Navajo Nation officials continue to push for completion of Navajo Indian Irrigation Project
FARMINGTON, N.M. - The Navajo Nation Council continued its efforts Feb. 26 to coordinate with federal officials to push for completion of the Navajo Indian Irrigation Project (NIIP) for the benefit of Navajo Agricultural Products Industry (NAPI) and its hundreds of Navajo employees.
Navajo Nation Council Speaker LoRenzo Bates, Resource and Development Committee chair Alton Joe Shepherd and members of the RDC met with officials from the U.S. Department of the Interior, Bureau of Indian Affairs, and NAPI on several occasions to discuss the federal government's obligation to provide money to complete the final three 10,000-acre blocks of the irrigation project, in accordance with Public Law 87-483, which was passed by Congress in 1962.
At the meeting, Bates emphasized that NAPI needs to know what level of funding to expect from the federal government in the coming years in order to operate and plan accordingly.
"We need to know what the options are moving forward because it impacts how NAPI operates currently and how it will plan for future development down the road," Bates told federal officials, including Executive Director of the BIA Michael Black, BIA Navajo Region Director Sharon Pinto, and officials from the federal Bureau of Reclamation.
Bates also said the stakes are high when it comes to water usage at the NIIP, pointing out that the Nation has secured water rights through the San Juan River water settlement to be used for the NIIP. However, NAPI is not able to use all of the water because of the lack of completion of Blocks 9, 10, and 11 - each consisting of 10,000 acres of land.
"In the event that the remaining blocks are not complete, then we need to be proactive in determining how to use that water," Bates said.

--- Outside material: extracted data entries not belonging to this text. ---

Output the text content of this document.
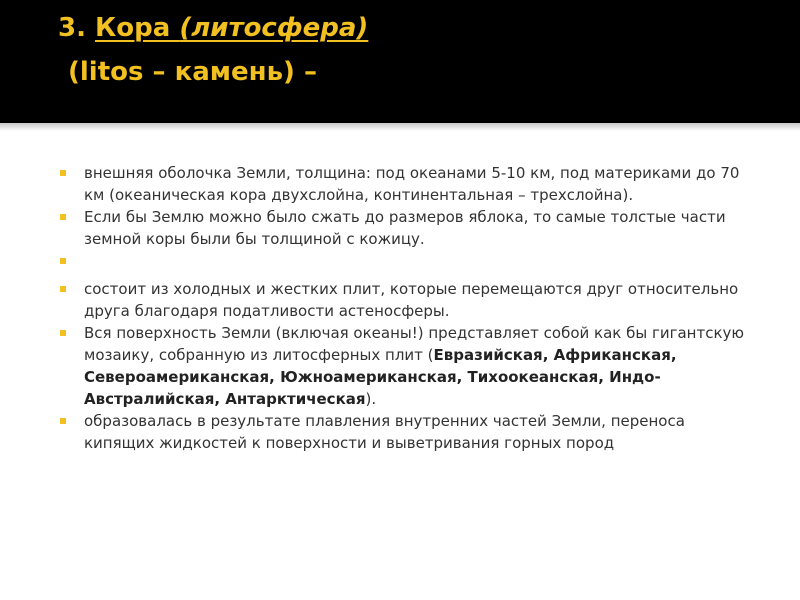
3. Кора (литосфера)
(litos – камень) –
внешняя оболочка Земли, толщина: под океанами 5-10 км, под материками до 70 км (океаническая кора двухслойна, континентальная – трехслойна).
Если бы Землю можно было сжать до размеров яблока, то самые толстые части земной коры были бы толщиной с кожицу.
состоит из холодных и жестких плит, которые перемещаются друг относительно друга благодаря податливости астеносферы.
Вся поверхность Земли (включая океаны!) представляет собой как бы гигантскую мозаику, собранную из литосферных плит (Евразийская, Африканская, Североамериканская, Южноамериканская, Тихоокеанская, Индо-Австралийская, Антарктическая).
образовалась в результате плавления внутренних частей Земли, переноса кипящих жидкостей к поверхности и выветривания горных пород
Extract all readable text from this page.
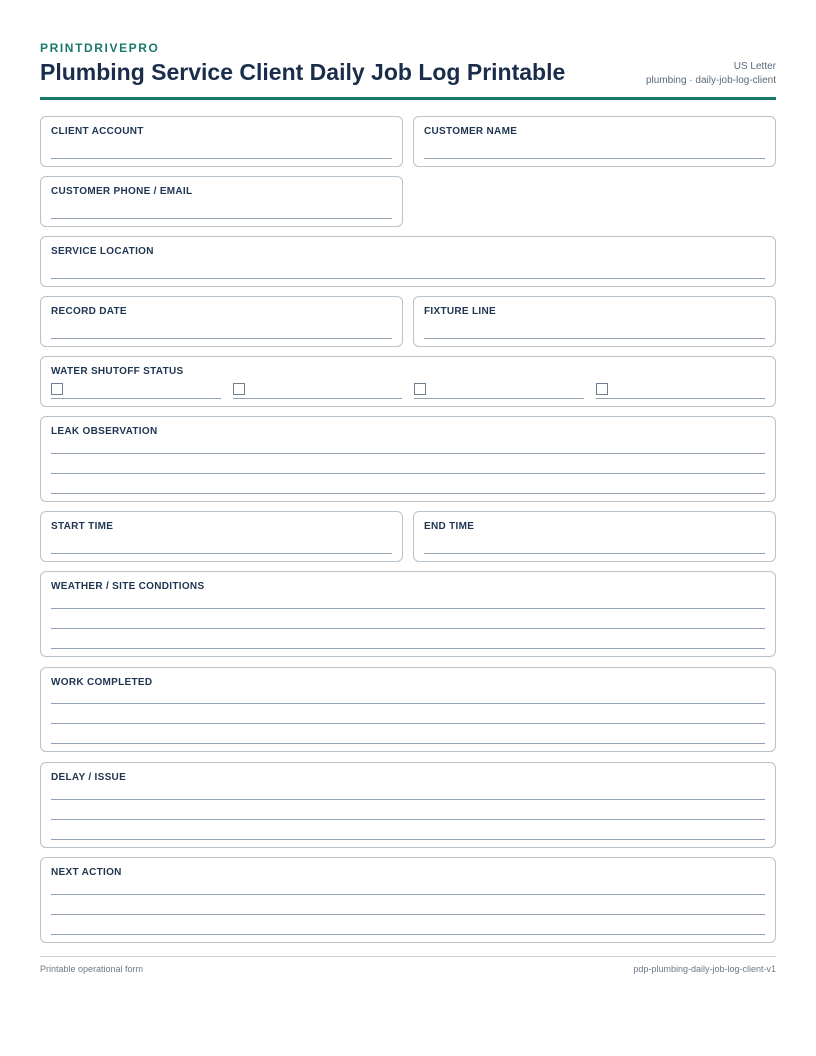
PRINTDRIVEPRO
Plumbing Service Client Daily Job Log Printable	US Letter
plumbing · daily-job-log-client
CLIENT ACCOUNT	CUSTOMER NAME
CUSTOMER PHONE / EMAIL
SERVICE LOCATION
RECORD DATE	FIXTURE LINE
WATER SHUTOFF STATUS
LEAK OBSERVATION
START TIME	END TIME
WEATHER / SITE CONDITIONS
WORK COMPLETED
DELAY / ISSUE
NEXT ACTION
Printable operational form	pdp-plumbing-daily-job-log-client-v1
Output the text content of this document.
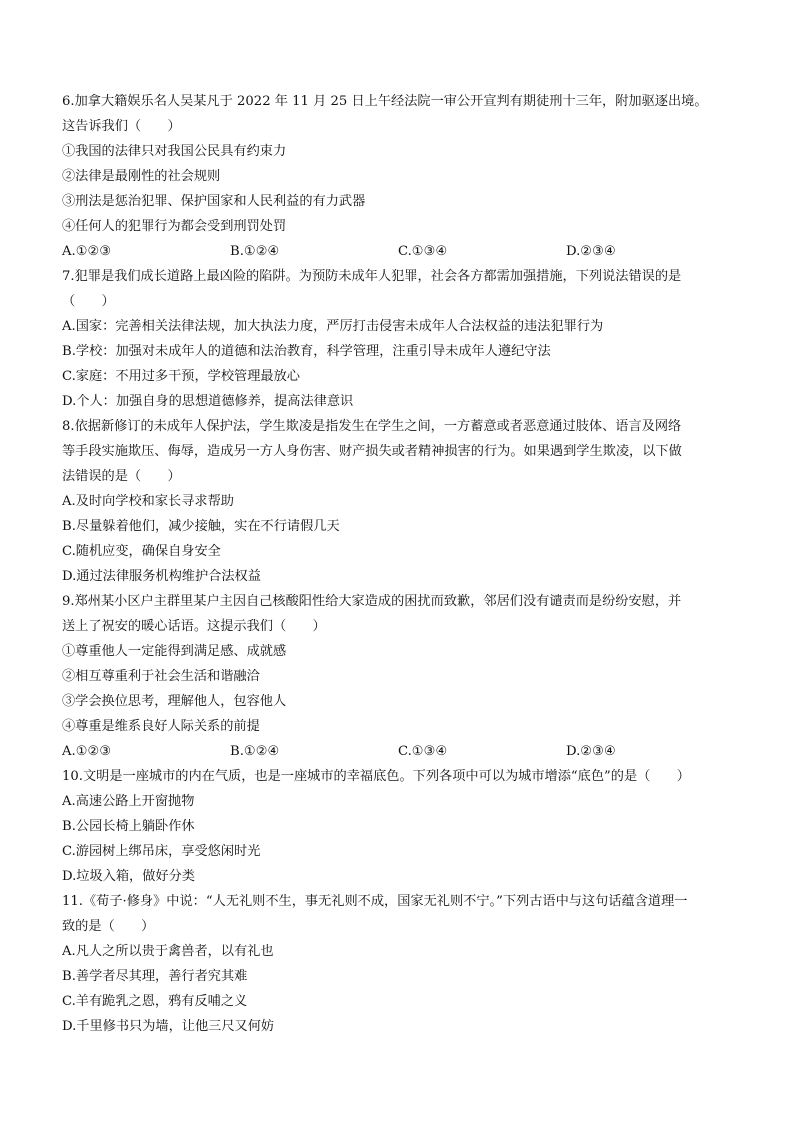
6.加拿大籍娱乐名人吴某凡于 2022 年 11 月 25 日上午经法院一审公开宣判有期徒刑十三年，附加驱逐出境。
这告诉我们（　　）
①我国的法律只对我国公民具有约束力
②法律是最刚性的社会规则
③刑法是惩治犯罪、保护国家和人民利益的有力武器
④任何人的犯罪行为都会受到刑罚处罚
A.①②③	B.①②④	C.①③④	D.②③④
7.犯罪是我们成长道路上最凶险的陷阱。为预防未成年人犯罪，社会各方都需加强措施，下列说法错误的是
（　　）
A.国家：完善相关法律法规，加大执法力度，严厉打击侵害未成年人合法权益的违法犯罪行为
B.学校：加强对未成年人的道德和法治教育，科学管理，注重引导未成年人遵纪守法
C.家庭：不用过多干预，学校管理最放心
D.个人：加强自身的思想道德修养，提高法律意识
8.依据新修订的未成年人保护法，学生欺凌是指发生在学生之间，一方蓄意或者恶意通过肢体、语言及网络
等手段实施欺压、侮辱，造成另一方人身伤害、财产损失或者精神损害的行为。如果遇到学生欺凌，以下做
法错误的是（　　）
A.及时向学校和家长寻求帮助
B.尽量躲着他们，减少接触，实在不行请假几天
C.随机应变，确保自身安全
D.通过法律服务机构维护合法权益
9.郑州某小区户主群里某户主因自己核酸阳性给大家造成的困扰而致歉，邻居们没有谴责而是纷纷安慰，并
送上了祝安的暖心话语。这提示我们（　　）
①尊重他人一定能得到满足感、成就感
②相互尊重利于社会生活和谐融洽
③学会换位思考，理解他人，包容他人
④尊重是维系良好人际关系的前提
A.①②③	B.①②④	C.①③④	D.②③④
10.文明是一座城市的内在气质，也是一座城市的幸福底色。下列各项中可以为城市增添“底色”的是（　　）
A.高速公路上开窗抛物
B.公园长椅上躺卧作休
C.游园树上绑吊床，享受悠闲时光
D.垃圾入箱，做好分类
11.《荀子·修身》中说：“人无礼则不生，事无礼则不成，国家无礼则不宁。”下列古语中与这句话蕴含道理一
致的是（　　）
A.凡人之所以贵于禽兽者，以有礼也
B.善学者尽其理，善行者究其难
C.羊有跪乳之恩，鸦有反哺之义
D.千里修书只为墙，让他三尺又何妨
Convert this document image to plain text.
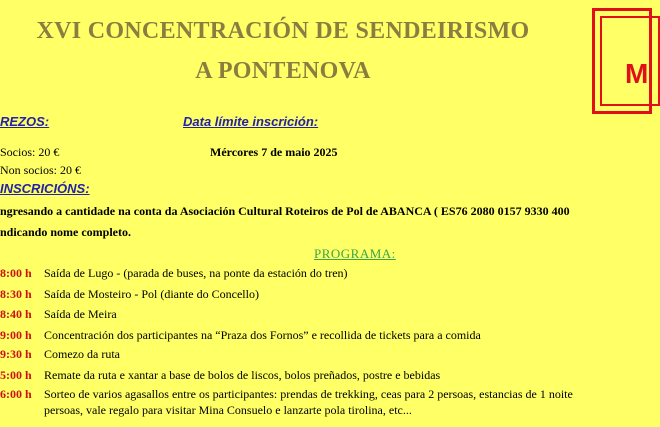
XVI CONCENTRACIÓN DE SENDEIRISMO
A PONTENOVA	M
REZOS:	Data límite inscrición:
Socios: 20 €	Mércores 7 de maio 2025
Non socios: 20 €
INSCRICIÓNS:
ngresando a cantidade na conta da Asociación Cultural Roteiros de Pol de ABANCA ( ES76 2080 0157 9330 400
ndicando nome completo.
PROGRAMA:
8:00 h Saída de Lugo - (parada de buses, na ponte da estación do tren)
8:30 h Saída de Mosteiro - Pol (diante do Concello)
8:40 h Saída de Meira
9:00 h Concentración dos participantes na “Praza dos Fornos” e recollida de tickets para a comida
9:30 h Comezo da ruta
5:00 h Remate da ruta e xantar a base de bolos de liscos, bolos preñados, postre e bebidas
6:00 h Sorteo de varios agasallos entre os participantes: prendas de trekking, ceas para 2 persoas, estancias de 1 noite
persoas, vale regalo para visitar Mina Consuelo e lanzarte pola tirolina, etc...
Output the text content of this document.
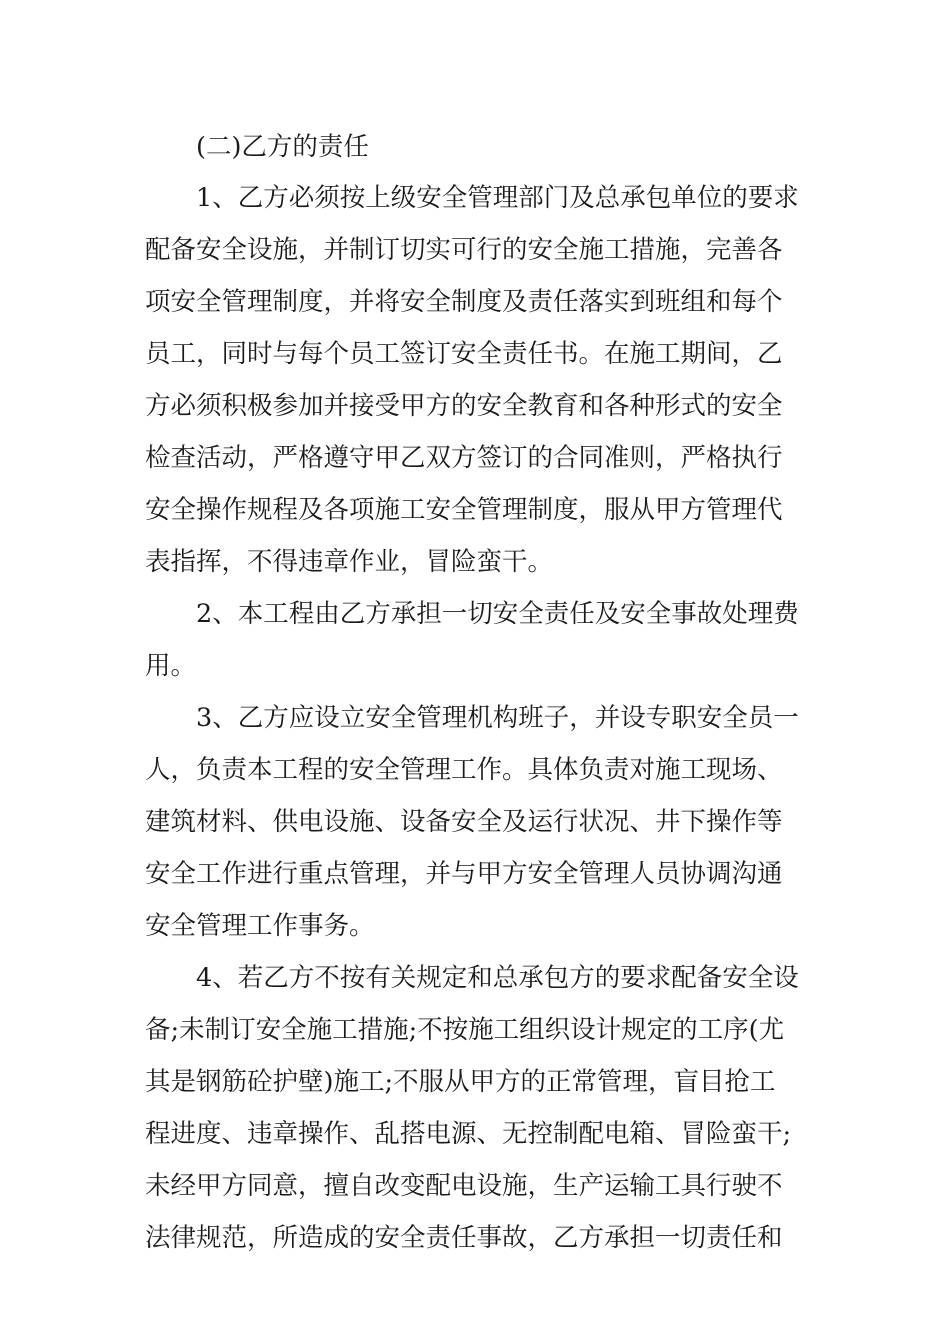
(二)乙方的责任
1、乙方必须按上级安全管理部门及总承包单位的要求
配备安全设施，并制订切实可行的安全施工措施，完善各
项安全管理制度，并将安全制度及责任落实到班组和每个
员工，同时与每个员工签订安全责任书。在施工期间，乙
方必须积极参加并接受甲方的安全教育和各种形式的安全
检查活动，严格遵守甲乙双方签订的合同准则，严格执行
安全操作规程及各项施工安全管理制度，服从甲方管理代
表指挥，不得违章作业，冒险蛮干。
2、本工程由乙方承担一切安全责任及安全事故处理费
用。
3、乙方应设立安全管理机构班子，并设专职安全员一
人，负责本工程的安全管理工作。具体负责对施工现场、
建筑材料、供电设施、设备安全及运行状况、井下操作等
安全工作进行重点管理，并与甲方安全管理人员协调沟通
安全管理工作事务。
4、若乙方不按有关规定和总承包方的要求配备安全设
备;未制订安全施工措施;不按施工组织设计规定的工序(尤
其是钢筋砼护壁)施工;不服从甲方的正常管理，盲目抢工
程进度、违章操作、乱搭电源、无控制配电箱、冒险蛮干;
未经甲方同意，擅自改变配电设施，生产运输工具行驶不
法律规范，所造成的安全责任事故，乙方承担一切责任和
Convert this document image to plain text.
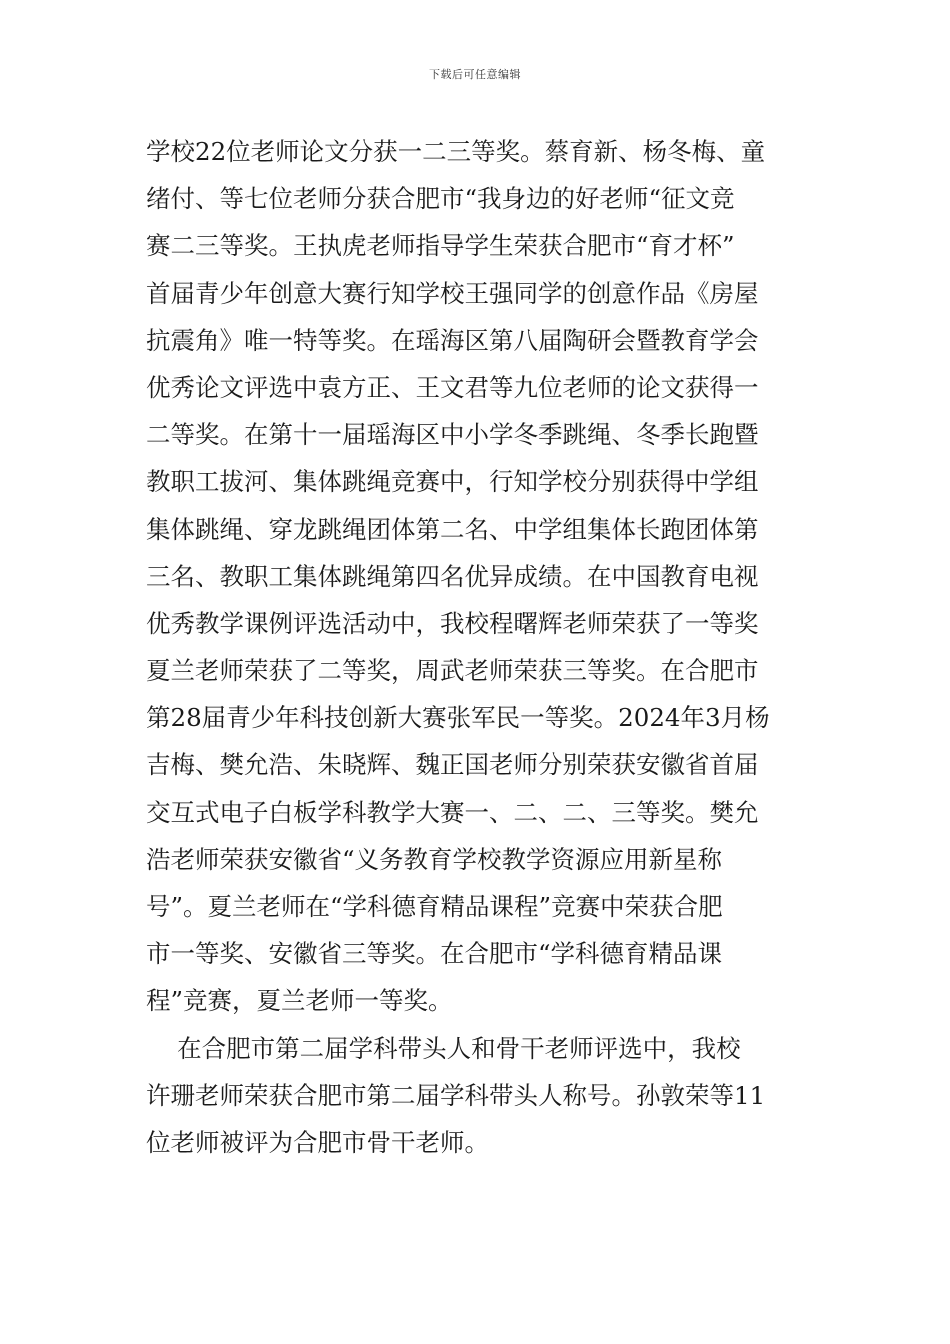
下载后可任意编辑
学校22位老师论文分获一二三等奖。蔡育新、杨冬梅、童
绪付、等七位老师分获合肥市“我身边的好老师“征文竞
赛二三等奖。王执虎老师指导学生荣获合肥市“育才杯”
首届青少年创意大赛行知学校王强同学的创意作品《房屋
抗震角》唯一特等奖。在瑶海区第八届陶研会暨教育学会
优秀论文评选中袁方正、王文君等九位老师的论文获得一
二等奖。在第十一届瑶海区中小学冬季跳绳、冬季长跑暨
教职工拔河、集体跳绳竞赛中，行知学校分别获得中学组
集体跳绳、穿龙跳绳团体第二名、中学组集体长跑团体第
三名、教职工集体跳绳第四名优异成绩。在中国教育电视
优秀教学课例评选活动中，我校程曙辉老师荣获了一等奖
夏兰老师荣获了二等奖，周武老师荣获三等奖。在合肥市
第28届青少年科技创新大赛张军民一等奖。2024年3月杨
吉梅、樊允浩、朱晓辉、魏正国老师分别荣获安徽省首届
交互式电子白板学科教学大赛一、二、二、三等奖。樊允
浩老师荣获安徽省“义务教育学校教学资源应用新星称
号”。夏兰老师在“学科德育精品课程”竞赛中荣获合肥
市一等奖、安徽省三等奖。在合肥市“学科德育精品课
程”竞赛，夏兰老师一等奖。
在合肥市第二届学科带头人和骨干老师评选中，我校
许珊老师荣获合肥市第二届学科带头人称号。孙敦荣等11
位老师被评为合肥市骨干老师。
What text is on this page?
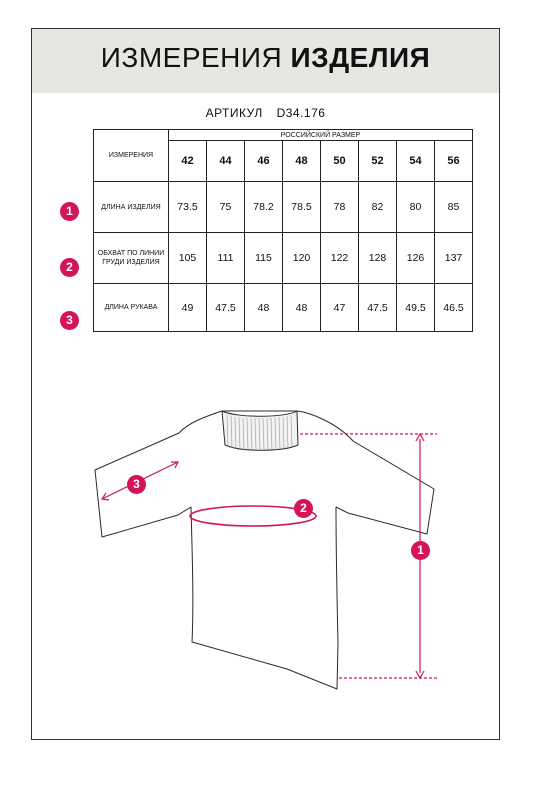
ИЗМЕРЕНИЯ ИЗДЕЛИЯ
АРТИКУЛ D34.176
ИЗМЕРЕНИЯ	РОССИЙСКИЙ РАЗМЕР							
	42	44	46	48	50	52	54	56
ДЛИНА ИЗДЕЛИЯ	73.5	75	78.2	78.5	78	82	80	85
ОБХВАТ ПО ЛИНИИ ГРУДИ ИЗДЕЛИЯ	105	111	115	120	122	128	126	137
ДЛИНА РУКАВА	49	47.5	48	48	47	47.5	49.5	46.5
1
2
3
1
2
3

Council members and NAPI interim CEO Lionel Haskie have continuously told federal officials that reduced annual funding from the federal government is resulting in the gradual deterioration of existing infrastructure by creating a large deferred maintenance backlog. Annual federal funding has decreased from $25 million, to $12.5 million, to a current low of $3.3 million.
Haskie pointed out that NAPI has contributed millions of dollars of its own funds to pay for the cost of operations and maintenance of its facilities and requested that the federal government reimburse NAPI for those costs.
Despite Congress' approval over five decades ago, irrigation project construction remains only 75 percent complete and it is estimated to cost more than $700 million to complete the project.
Several NAPI employees also made a presentation to the federal officials on the overall benefits that NAPI provides to local communities and the Navajo Nation by way of employing 350 - 450 people annually, through donations of their products to chapters and in emergency situations such as the Gold King Mine spill, and through its scholarship and internship program.
BIA Director Michael Black acknowledged that the federal government has an obligation to the Navajo Nation and the NIIP. He recommended that a NIIP policy team and technical team be formed to develop options and to develop a proposal that could be presented to federal agencies and members of Congress to consider.